Alzó la mano. Una fina cernidura de cenizas, lo que quedaba de lo que había sido una gema naranja, se deslizó entre sus dedos y cayó al suelo junto a un charquito de cera roja, que era todo lo que quedaba de la vela. Un fino hilillo de humo ascendía en espiral de los restos ennegrecidos del pabilo.

-Te has quemado la palma de la mano -dijo Rhys.

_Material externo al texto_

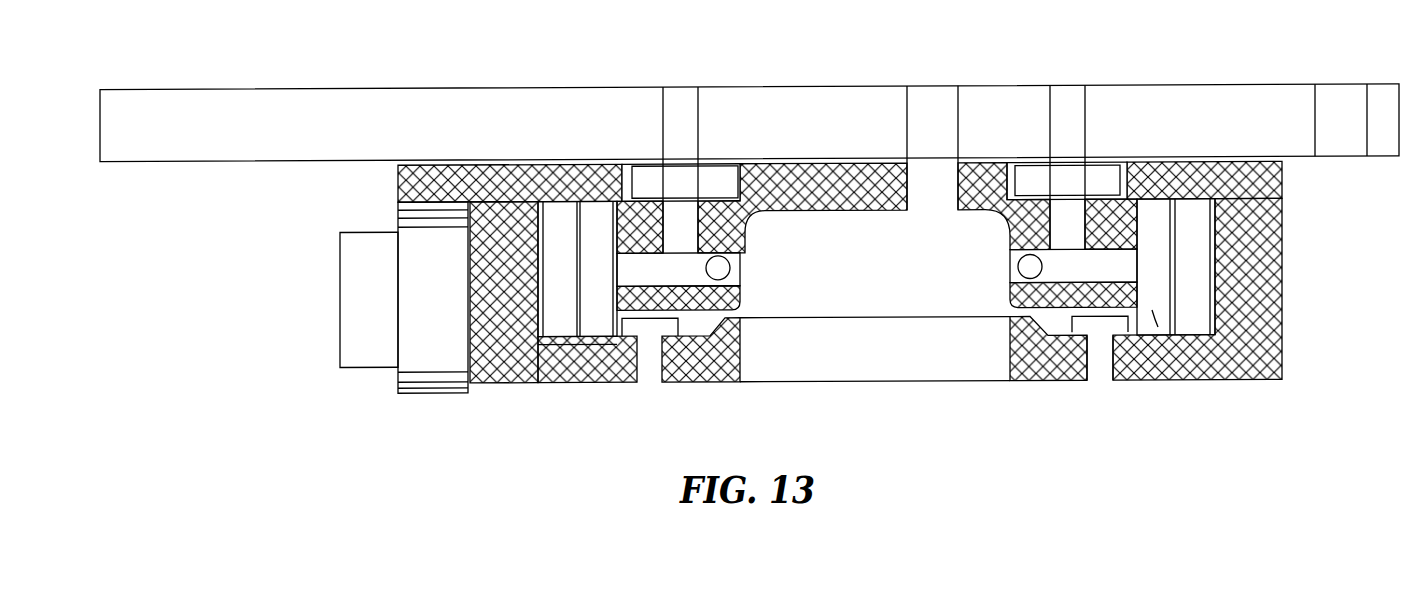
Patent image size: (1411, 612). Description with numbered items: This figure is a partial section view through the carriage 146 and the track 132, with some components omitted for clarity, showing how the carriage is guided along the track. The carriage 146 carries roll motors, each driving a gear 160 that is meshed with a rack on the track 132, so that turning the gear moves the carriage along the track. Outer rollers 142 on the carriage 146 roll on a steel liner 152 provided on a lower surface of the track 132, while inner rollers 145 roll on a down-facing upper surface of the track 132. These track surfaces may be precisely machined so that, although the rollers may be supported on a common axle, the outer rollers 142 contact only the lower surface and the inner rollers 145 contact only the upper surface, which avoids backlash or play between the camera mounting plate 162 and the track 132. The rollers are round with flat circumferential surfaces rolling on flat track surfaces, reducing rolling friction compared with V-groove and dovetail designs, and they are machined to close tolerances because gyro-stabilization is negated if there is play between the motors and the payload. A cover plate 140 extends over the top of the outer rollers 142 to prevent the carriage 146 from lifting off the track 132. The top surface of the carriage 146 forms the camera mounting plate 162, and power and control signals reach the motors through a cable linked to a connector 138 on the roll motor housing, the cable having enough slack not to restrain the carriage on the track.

The track 132 is at (1282, 256).
The connector 138 is at (369, 342).
The cover plate 140 is at (1253, 188).
The outer rollers 142 is at (1190, 312).
The inner rollers 145 is at (1196, 385).
The carriage 146 is at (1000, 234).
The steel liner 152 is at (1123, 345).
The gear 160 is at (650, 170).
The camera mounting plate 162 is at (1170, 118).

-No es nada -contestó Jenna mientras se cubría apresuradamente la mano con la manga—. Ayúdame a ponerme de pie, hermano. Gracias. Estoy bien. Ve a ver a tu pobre perra.

Rhys no necesitaba que lo apremiara; se dirigió rápidamente hacia donde Beleño estaba sentado debajo del árbol y estrechaba al animal contra sí. Atta no se movía y tenía los ojos cerrados.

Las lágrimas se deslizaban por las mejillas del kender.

Con el corazón en un puño por la pena, Rhys se arrodilló a su lado. Alargó la mano para acariciarla.

Atta rebulló entre los brazos de Beleño, levantó la cabeza y abrió los ojos al tiempo que movía débilmente la cola.

-¡La traje de vuelta, Rhys! -exclamó Beleño con la voz ahogada en lágrimas-. ¡No respiraba, y había sido tan valiente, había intentado con todas sus fuerzas matar a esa cosa, que no podía soportar la idea de perderla!

Tuvo que dejar de hablar un instante para contener el llanto; de hecho, el monje también estaba llorando.

-Pensé en todo eso y en que los dos habíamos compartido una chuleta de cerdo esta noche, sólo que yo realmente no quería compartirla. Se me cayó y ella es muy rápida cuando se trata de pillar chuletas de cerdo. En fin, sea como sea, todo esto lo tenía en el corazón y pronuncié ese hechizo sencillo que mis padres me enseñaron, el que usé para que te sintieras mejor esa vez que luchaste con tu hermano. Fue como si todo lo que tenía en el corazón se desbordara y se derramara sobre Atta. Soltó un resuello y después resopló. Entonces abrió la boca, bostezó y me dio un lengüetazo en la cara. Creo que debía de tener algo de grasa de la chuleta de cerdo en la barbilla.

Rhys tenía su propio corazón tan rebosante de emoción que era incapaz de hablar; lo intentó, pero no consiguió pronunciar ni una palabra.

-Cuánto me alegro de que no esté muerta -prosiguió Beleño al tiempo que estrechaba a Atta, que no dejaba de lamerle la cara—. ¿Quién iba a evitar que me metiera en líos?